J.D.: Nós temos duas áreas diferentes na exportação: internacionalização com estruturas próprias e neste momento falamos de Espanha com a sucursal Nutricafés Espanha e na qual temos quatro vendedores. Já temos 150 clientes e estamos a ganhar clientes mensalmente. Não é um trabalho de grandes investimentos, é um trabalho step-by-step.
A outra área são os mercados externos que não são internacionalização. Aí o normal é começarmos, tal como todas as outras empresas portuguesas, pelo mercado da saudade. Normalmente, os portugueses na Europa e nos EUA estão muito ligados à cadeia alimentar e temos vindo a abrir três a quatro países por ano: Rússia, Polónia, Roménia, Ucrânia, Angola, entre outros.
Nós e os italianos somos os que melhores expressos fazemos no mundo e há uma transferência no consumo de café de saco para o expresso e à medida que os países como os EUA se começam a europeizar, a apreciar os bons vinhos, o bom café, faz parte da nossa estratégia explorar essa situação.
Nos países de Leste podem ser uma oportunidade porque têm um parque de máquinas completamente envelhecido e têm hábitos alimentares muito semelhantes ao dos latinos.
H: Admite crescer em 2009 cerca de 7%.
J.D.: Sim.

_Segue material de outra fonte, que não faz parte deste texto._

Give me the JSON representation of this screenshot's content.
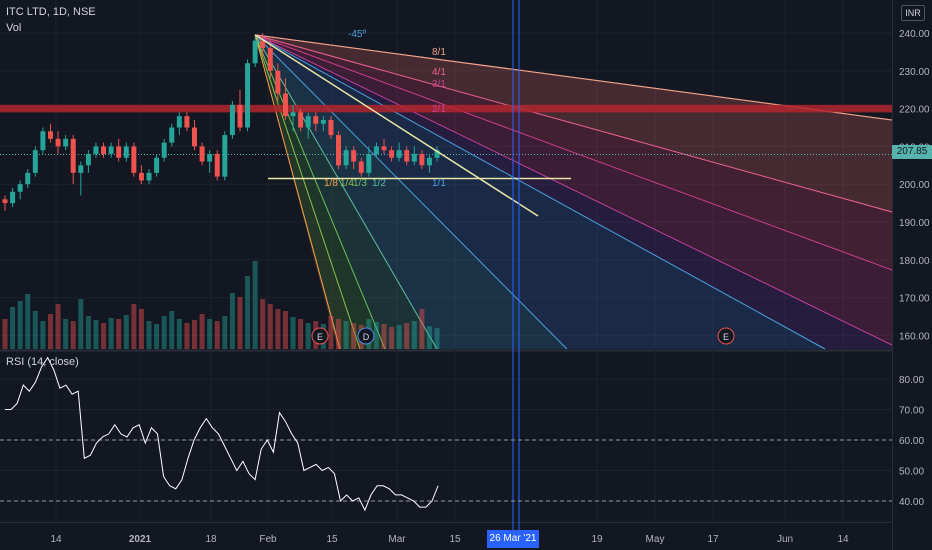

Esse crescimento resulta de termos ganho um enorme cliente (Sogenave), em Dezembro de 2008, a um dos nossos concorrentes, representando quase 4,5% das nossas vendas.
O ano passado também com a integração da Sopratutto, em Maio, terá impacto durante 2009. O nosso accionista também comprou a Companhia das Sandes e, naturalmente, que entraremos na Companhia das Sandes.
H: Por isso, este crescimento tem como base a consolidação do negócio?
J.D.: Sim. Depois deveremos ter uns 2% de crescimento real, orgânico. Os outros 5% explicam-se por negócios concluídos o ano passado.
Outro segmento onde temos vindo a ganhar quota é nos hotéis. Até 2008, só tínhamos um hotel. Neste momento temos quase 50.
H: Todo este dinamismo, estes objectivos, este crescimento, torna a empresa mais vendável?
J.D.: Claro. Penso que qualquer empresa mais energética, dinâmica, com espírito mais vencedor, torna a empresa mais vendável. Por um lado, porque os resultados aparecem, depois porque a capacidade de superar as dificuldades é maior.
H: Recentemente disse que a actual estrutura accionista não tinha pressa em vender a Nutricafés?
J.D.: A actual estrutura accionista da Nutricafés é perfeitamente clara: comprou a Nutricafés para vendê-la. Não há uma família, não há um accionista que diz que vai cá estar 20 anos, não é um fundo institucional. É um negócio. É comprar a empresa para vender a empresa.
H: Mas para ganhar dinheiro?
J.D.: Como é óbvio. O horizonte normalmente neste tipo de negócios são cinco anos. Comprou em 2006, estamos a meio.
É normal que com a melhoria significativa dos resultados da empresa que se possa, de alguma forma, antecipar essa venda.
H: Mas o trabalho que está a ser actualmente desenvolvido na Nutricafés torna esse negócio cada vez mais fácil?
J.D.: Sim. Neste momento, a conjuntura é que dificulta um pouco o processo. Em situação normal de mercado, não tenho dúvidas que a Nutricafés já tinha sido vendida.
Além disso, há a questão dos bancos. Normalmente, quando estes fundos compra determinadas empresas, utilizam capitais próprios, sendo a outra parte alavancada em dívida e neste momento regista-se uma grande retracção dos bancos em financiarem operações deste tipo.
Há duas variáveis que são de conjuntura que dificultam um possível negócio. A empresa está aqui de boa saúde, mas a envolvente está a dificultar o negócio. Mal haja uma retoma da conjuntura ao nível dos bancos quer ao nível de se perceber que a recessão económica está a dar a volta, sobressairá ainda mais a possibilidade de venda.